6. The set covers 4.8 hectares and features 44 hobbit holes. The holes used by actors playing hobbits were built at 90 per cent scale, while the holes used by Gandalf were built at 60 per cent scale to make him look larger.
7. The large oak on top of Bag End is completely fake and was constructed specifically for the movie. All of the leaves were individually painted and attached by hand.
8. Speaking of fake trees, the first book of The Lord of the Rings mentions children playing under plum trees. Jackson felt real plum trees would look too big, so he had apple and pear trees planted instead. Just before filming started all the fruit was stripped from the trees and replaced with fake plums. Despite the attention to detail, the scene was cut from the film.

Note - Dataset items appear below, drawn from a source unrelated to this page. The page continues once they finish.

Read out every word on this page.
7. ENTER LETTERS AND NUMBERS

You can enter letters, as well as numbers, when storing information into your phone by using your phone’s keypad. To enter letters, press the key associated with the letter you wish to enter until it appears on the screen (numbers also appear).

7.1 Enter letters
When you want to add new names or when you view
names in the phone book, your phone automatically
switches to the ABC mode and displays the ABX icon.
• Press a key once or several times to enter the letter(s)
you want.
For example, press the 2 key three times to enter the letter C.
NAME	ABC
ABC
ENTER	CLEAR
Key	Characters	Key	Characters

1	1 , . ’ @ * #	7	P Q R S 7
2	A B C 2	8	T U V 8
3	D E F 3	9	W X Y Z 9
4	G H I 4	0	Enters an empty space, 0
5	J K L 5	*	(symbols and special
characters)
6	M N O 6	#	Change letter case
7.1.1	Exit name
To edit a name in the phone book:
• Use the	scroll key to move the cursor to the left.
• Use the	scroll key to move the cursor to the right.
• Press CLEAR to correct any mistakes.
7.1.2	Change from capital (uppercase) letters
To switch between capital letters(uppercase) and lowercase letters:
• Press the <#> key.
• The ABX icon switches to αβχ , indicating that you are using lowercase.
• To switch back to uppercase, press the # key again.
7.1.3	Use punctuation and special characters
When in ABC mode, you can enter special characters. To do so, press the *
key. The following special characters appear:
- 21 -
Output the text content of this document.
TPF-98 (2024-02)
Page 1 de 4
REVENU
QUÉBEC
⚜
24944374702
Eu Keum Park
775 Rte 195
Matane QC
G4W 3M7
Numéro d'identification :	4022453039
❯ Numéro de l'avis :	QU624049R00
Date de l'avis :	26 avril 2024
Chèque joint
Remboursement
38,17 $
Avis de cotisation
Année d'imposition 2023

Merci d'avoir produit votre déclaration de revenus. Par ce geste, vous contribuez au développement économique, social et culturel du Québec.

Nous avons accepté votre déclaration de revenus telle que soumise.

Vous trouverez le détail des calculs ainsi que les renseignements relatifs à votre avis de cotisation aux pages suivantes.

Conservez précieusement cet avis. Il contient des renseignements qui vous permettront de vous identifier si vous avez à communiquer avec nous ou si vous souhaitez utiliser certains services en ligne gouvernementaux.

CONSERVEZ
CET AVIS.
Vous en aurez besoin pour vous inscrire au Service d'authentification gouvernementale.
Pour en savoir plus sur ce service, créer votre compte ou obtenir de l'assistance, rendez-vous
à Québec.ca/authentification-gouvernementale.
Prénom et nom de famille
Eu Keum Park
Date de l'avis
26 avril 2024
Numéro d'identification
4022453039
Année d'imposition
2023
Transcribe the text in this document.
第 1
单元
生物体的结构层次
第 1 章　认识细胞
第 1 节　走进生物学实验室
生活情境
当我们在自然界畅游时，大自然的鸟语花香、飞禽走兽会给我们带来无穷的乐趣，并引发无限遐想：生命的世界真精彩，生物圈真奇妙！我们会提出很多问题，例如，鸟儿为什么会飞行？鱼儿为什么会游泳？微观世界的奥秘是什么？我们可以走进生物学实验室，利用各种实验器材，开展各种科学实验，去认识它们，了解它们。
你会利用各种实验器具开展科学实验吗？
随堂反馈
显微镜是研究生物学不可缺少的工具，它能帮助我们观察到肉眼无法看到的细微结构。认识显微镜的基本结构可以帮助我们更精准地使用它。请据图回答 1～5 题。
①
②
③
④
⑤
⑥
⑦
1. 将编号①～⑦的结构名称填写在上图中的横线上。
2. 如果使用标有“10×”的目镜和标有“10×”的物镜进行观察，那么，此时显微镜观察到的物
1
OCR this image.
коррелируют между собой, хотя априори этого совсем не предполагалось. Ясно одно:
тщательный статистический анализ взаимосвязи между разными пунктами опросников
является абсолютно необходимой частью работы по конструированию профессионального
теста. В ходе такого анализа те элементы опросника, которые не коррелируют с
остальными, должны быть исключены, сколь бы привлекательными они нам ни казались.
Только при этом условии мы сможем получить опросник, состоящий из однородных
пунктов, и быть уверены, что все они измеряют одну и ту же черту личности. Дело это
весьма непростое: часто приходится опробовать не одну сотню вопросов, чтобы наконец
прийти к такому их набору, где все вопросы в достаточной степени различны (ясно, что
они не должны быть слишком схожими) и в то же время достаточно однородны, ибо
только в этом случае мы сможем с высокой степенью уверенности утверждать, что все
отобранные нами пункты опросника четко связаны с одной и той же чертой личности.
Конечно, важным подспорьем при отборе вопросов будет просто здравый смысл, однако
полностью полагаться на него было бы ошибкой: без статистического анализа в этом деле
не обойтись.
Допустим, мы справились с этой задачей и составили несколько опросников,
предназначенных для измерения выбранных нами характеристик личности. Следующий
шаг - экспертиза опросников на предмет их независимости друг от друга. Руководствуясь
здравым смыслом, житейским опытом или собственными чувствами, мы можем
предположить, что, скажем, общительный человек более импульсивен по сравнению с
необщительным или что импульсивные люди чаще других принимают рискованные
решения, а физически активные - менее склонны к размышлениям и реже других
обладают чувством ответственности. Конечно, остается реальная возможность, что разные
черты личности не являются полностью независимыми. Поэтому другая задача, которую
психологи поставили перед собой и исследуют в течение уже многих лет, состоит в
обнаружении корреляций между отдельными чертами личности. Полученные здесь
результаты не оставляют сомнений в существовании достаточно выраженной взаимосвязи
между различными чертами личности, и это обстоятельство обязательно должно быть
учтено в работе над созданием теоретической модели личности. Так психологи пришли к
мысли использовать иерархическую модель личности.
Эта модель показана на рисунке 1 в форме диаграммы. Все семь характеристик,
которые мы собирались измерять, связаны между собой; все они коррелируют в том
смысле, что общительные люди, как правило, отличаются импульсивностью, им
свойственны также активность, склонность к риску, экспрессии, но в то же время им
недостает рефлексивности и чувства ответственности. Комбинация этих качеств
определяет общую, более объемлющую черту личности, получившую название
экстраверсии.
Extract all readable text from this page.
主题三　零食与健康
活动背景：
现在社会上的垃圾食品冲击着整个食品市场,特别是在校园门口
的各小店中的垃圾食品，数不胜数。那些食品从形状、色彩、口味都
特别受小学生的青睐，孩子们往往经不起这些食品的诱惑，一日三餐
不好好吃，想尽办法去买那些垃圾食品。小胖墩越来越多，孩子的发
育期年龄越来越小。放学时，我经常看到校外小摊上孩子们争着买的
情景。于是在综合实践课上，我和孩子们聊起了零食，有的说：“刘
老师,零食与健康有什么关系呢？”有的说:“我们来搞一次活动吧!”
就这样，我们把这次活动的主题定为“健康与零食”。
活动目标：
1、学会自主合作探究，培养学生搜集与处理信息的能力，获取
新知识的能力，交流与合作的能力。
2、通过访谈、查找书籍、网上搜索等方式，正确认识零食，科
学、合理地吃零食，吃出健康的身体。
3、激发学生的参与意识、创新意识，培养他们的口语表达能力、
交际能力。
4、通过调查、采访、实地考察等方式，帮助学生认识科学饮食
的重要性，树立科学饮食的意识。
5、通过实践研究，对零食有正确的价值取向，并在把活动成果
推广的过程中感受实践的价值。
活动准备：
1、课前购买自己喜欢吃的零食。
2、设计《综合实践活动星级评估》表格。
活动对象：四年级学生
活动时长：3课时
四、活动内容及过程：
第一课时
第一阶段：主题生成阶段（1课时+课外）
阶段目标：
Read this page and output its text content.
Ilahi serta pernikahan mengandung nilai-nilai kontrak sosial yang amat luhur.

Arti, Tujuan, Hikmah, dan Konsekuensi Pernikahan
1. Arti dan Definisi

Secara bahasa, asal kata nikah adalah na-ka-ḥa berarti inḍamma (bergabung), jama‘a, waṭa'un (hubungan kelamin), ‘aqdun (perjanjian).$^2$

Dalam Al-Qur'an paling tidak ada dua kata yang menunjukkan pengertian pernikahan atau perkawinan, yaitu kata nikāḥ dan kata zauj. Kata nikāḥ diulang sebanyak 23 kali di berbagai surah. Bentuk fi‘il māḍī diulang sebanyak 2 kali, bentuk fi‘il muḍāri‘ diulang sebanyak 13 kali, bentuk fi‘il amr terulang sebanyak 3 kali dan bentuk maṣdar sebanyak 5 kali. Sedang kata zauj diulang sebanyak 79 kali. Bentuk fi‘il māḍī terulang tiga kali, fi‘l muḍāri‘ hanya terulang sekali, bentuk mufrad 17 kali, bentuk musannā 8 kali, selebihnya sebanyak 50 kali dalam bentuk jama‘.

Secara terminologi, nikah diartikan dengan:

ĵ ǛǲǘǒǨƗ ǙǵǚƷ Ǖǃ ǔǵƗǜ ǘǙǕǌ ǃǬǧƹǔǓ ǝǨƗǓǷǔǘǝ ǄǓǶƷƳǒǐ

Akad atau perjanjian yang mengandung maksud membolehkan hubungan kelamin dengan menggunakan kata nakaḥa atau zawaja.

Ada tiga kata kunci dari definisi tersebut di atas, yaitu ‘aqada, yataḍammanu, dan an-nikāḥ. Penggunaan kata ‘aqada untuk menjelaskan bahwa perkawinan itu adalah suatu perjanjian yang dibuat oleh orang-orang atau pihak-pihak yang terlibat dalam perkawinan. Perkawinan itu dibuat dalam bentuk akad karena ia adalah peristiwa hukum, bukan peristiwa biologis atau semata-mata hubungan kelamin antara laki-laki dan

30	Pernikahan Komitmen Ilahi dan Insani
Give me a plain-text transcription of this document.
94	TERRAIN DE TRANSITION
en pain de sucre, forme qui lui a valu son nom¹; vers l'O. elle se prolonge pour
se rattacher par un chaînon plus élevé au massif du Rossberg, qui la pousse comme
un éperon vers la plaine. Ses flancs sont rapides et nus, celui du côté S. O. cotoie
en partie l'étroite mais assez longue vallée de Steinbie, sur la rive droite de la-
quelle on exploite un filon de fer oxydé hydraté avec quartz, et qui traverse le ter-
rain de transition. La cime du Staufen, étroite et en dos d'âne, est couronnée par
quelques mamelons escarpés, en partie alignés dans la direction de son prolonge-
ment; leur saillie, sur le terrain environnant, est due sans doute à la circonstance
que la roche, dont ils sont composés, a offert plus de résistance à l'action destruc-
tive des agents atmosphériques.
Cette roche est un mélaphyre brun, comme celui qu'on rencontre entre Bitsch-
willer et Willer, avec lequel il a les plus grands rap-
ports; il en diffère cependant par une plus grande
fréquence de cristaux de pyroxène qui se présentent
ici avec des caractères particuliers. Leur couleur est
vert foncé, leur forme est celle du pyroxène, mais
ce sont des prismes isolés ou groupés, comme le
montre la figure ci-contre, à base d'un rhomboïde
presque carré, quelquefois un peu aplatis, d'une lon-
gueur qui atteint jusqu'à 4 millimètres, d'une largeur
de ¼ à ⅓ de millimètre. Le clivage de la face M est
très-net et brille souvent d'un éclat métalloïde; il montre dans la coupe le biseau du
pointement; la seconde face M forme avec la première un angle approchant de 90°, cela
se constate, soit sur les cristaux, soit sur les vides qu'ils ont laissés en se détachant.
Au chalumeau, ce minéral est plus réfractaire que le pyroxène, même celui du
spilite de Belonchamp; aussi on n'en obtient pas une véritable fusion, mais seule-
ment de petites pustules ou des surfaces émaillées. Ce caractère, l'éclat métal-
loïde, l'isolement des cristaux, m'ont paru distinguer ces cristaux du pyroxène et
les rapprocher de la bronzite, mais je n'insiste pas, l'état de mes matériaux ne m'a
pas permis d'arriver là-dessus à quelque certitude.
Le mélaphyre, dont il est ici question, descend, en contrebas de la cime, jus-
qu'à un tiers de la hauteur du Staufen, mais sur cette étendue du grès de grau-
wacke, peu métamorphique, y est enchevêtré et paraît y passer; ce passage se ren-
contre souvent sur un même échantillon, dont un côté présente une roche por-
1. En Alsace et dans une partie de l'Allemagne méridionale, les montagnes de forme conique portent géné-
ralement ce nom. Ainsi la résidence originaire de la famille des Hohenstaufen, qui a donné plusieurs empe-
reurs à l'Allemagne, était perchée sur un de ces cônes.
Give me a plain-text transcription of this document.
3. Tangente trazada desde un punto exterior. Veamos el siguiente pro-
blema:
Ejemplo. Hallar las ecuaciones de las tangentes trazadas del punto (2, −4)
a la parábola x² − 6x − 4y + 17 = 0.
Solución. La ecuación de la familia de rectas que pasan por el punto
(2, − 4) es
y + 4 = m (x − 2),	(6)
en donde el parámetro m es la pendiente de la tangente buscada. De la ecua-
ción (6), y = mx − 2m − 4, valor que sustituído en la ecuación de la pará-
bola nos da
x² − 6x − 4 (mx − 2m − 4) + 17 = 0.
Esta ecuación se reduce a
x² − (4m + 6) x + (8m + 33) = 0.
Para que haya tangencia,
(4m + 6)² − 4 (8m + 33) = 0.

9. The majority of the hobbit homes are just facades covering empty holes. All of the interior shots were filmed in a studio in Wellington so there was no need to build interiors on the set. Bag End is the only hobbit hole with any interior design, which is just a segment of a wall to give the illusion of interiors within when the door is propped open.
10. There are between 30 and 200 plants around each hobbit hole. Hobbiton employs seven to eight gardeners (five through the winter) to maintain the grounds.
11. While shooting the movies, the frogs in the ponds turned out to be a little too noisy. Peter Jackson paid someone to move all of the frogs to a different pond on the farm.
12. Production crews regulated the length of the grass before and during filming by having sheep eat it.
13. The Green Dragon Inn is the newest addition to the set, fully constructed in 2012. It is a real, operational pub with a menu of drinks and light meals.
14. There are three exclusive Southfarthing beverages available at the Green Dragon Inn – an apple cider, ginger beer and two ales – brewed at the Good George Brewery in Hamilton. They are served from the barrels of the Green Dragon Inn.
15. More than 300,000 people from around the world visit Hobbiton every year. In March 2015, the set welcomed its one millionth visitor.